La Villa Empain est aujourd’hui le siège de la Fondation Boghossian, une institution caritative et artistique créée et dirigée par deux frères libanais d’origine arménienne, Jean et Albert Boghossian, fils d’une famille qui a fait fortune dans le diamant. Alors, par où commencer : l’histoire des Boghossian ou celle des Empain, le génocide arménien, la tragédie libanaise ou l’histoire belge ?

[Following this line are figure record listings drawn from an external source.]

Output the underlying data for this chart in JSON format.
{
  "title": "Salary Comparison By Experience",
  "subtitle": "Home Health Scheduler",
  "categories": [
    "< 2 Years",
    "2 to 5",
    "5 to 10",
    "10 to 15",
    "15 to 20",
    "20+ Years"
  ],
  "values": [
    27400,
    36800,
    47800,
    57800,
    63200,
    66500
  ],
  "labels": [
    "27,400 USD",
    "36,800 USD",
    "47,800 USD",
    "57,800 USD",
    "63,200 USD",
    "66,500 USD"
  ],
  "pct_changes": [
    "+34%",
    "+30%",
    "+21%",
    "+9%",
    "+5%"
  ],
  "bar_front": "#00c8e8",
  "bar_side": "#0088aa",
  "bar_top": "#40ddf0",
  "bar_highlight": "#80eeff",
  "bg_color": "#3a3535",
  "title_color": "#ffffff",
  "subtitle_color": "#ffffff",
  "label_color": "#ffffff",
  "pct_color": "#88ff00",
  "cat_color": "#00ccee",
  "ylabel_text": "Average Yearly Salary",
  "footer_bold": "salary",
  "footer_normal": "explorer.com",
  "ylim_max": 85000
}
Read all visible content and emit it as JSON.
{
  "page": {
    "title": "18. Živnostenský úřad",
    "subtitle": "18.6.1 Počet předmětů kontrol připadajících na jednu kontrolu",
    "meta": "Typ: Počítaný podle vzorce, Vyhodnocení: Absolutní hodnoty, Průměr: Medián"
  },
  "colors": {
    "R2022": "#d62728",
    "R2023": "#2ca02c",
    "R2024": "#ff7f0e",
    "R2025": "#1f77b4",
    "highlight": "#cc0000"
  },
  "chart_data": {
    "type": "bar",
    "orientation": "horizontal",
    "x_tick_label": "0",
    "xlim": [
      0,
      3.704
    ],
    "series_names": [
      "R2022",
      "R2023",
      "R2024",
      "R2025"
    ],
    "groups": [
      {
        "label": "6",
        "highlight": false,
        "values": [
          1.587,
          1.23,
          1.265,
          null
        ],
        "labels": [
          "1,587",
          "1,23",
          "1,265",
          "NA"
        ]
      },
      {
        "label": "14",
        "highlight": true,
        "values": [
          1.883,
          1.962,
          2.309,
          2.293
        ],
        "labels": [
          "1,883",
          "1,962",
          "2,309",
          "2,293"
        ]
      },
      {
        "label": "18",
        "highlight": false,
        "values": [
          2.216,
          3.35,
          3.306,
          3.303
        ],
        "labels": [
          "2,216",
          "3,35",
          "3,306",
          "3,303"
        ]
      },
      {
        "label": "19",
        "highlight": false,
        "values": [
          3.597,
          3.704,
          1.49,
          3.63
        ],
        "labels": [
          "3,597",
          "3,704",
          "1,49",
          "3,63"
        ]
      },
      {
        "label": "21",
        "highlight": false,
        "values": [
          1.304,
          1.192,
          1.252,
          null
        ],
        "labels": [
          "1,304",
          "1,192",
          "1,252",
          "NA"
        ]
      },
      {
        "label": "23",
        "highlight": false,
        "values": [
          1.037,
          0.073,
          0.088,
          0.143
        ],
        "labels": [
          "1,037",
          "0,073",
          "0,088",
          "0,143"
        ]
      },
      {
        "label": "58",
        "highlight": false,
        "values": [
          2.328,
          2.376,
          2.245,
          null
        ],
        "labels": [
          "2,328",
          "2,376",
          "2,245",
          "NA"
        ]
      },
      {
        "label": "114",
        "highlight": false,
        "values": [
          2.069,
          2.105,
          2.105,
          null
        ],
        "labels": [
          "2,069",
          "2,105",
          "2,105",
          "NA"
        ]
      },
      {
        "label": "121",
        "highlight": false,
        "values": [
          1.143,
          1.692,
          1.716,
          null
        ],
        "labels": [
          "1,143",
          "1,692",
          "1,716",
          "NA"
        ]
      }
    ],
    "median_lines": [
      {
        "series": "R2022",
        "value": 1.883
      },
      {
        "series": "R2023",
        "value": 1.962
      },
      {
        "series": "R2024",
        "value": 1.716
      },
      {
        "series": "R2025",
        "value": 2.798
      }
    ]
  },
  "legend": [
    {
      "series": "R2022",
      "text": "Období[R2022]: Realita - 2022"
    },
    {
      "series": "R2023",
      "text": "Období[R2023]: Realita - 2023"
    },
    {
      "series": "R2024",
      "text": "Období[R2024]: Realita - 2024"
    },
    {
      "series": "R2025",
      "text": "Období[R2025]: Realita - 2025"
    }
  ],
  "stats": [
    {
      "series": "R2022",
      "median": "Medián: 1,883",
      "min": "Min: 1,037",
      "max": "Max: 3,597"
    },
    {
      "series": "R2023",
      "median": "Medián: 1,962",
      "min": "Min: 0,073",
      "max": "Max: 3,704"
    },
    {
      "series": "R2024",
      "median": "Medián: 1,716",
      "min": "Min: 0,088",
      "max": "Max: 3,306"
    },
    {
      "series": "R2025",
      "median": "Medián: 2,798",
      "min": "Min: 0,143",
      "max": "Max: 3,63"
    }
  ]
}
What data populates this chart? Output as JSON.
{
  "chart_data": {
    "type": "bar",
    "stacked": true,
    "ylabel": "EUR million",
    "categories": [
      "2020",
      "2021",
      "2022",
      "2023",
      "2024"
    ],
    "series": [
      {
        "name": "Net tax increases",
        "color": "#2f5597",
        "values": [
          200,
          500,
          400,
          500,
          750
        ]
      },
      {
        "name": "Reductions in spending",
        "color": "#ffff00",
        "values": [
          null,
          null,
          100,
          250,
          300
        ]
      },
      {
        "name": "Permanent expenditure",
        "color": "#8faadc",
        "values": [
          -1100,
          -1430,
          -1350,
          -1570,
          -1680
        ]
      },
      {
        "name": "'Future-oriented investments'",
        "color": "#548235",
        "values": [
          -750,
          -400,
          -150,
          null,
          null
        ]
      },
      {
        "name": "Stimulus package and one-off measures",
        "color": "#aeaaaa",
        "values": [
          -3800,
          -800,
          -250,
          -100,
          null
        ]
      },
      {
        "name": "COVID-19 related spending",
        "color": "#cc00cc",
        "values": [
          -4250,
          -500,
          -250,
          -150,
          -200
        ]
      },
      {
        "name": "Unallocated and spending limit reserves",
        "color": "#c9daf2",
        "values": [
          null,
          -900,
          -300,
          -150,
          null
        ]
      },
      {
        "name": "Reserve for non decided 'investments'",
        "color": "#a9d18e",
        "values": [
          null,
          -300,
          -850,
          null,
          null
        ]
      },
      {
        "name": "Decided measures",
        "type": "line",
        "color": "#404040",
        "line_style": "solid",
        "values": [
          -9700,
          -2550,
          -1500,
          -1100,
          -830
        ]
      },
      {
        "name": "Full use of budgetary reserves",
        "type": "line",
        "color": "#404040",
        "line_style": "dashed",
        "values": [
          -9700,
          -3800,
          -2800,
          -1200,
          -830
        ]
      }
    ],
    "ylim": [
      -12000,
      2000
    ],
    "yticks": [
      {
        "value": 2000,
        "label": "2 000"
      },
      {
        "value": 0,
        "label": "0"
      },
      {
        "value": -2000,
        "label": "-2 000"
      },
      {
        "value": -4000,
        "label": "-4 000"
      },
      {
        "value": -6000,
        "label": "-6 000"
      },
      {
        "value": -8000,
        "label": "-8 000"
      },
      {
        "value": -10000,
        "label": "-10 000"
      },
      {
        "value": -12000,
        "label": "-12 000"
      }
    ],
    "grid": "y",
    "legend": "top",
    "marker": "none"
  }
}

Débutons en 1915 : la famille Boghossian, qui vit et travaille déjà dans la joaillerie à Mardin, dans le sud-est de l’actuelle Turquie, est décimée comme des centaines de milliers d’Arméniens et d’autres chrétiens, accusés de traîtrise par les autorités ottomanes en pleine première guerre mondiale. Tous les membres de la famille Boghossian disparaissent, sauf un, Ohannes, 15 ans, qui réussit à échapper aux « marches de la mort » en soudoyant un garde avec une pièce d’or. A Alep, dans la Syrie sous mandat français, il trouve un refuge, relance la tradition familiale et fonde une famille. Parmi ses neuf enfants, Robert choisit lui aussi la joaillerie. Mais, à partir de 1961, les nationalisations et le tournant socialiste pris par le régime syrien poussent les Boghossian vers Beyrouth. Le Liban des années 1960 est un éden qui s’ignore, parfait mélange de l’Orient et de l’Occident. Les Arméniens y sont comme des poissons dans l’eau.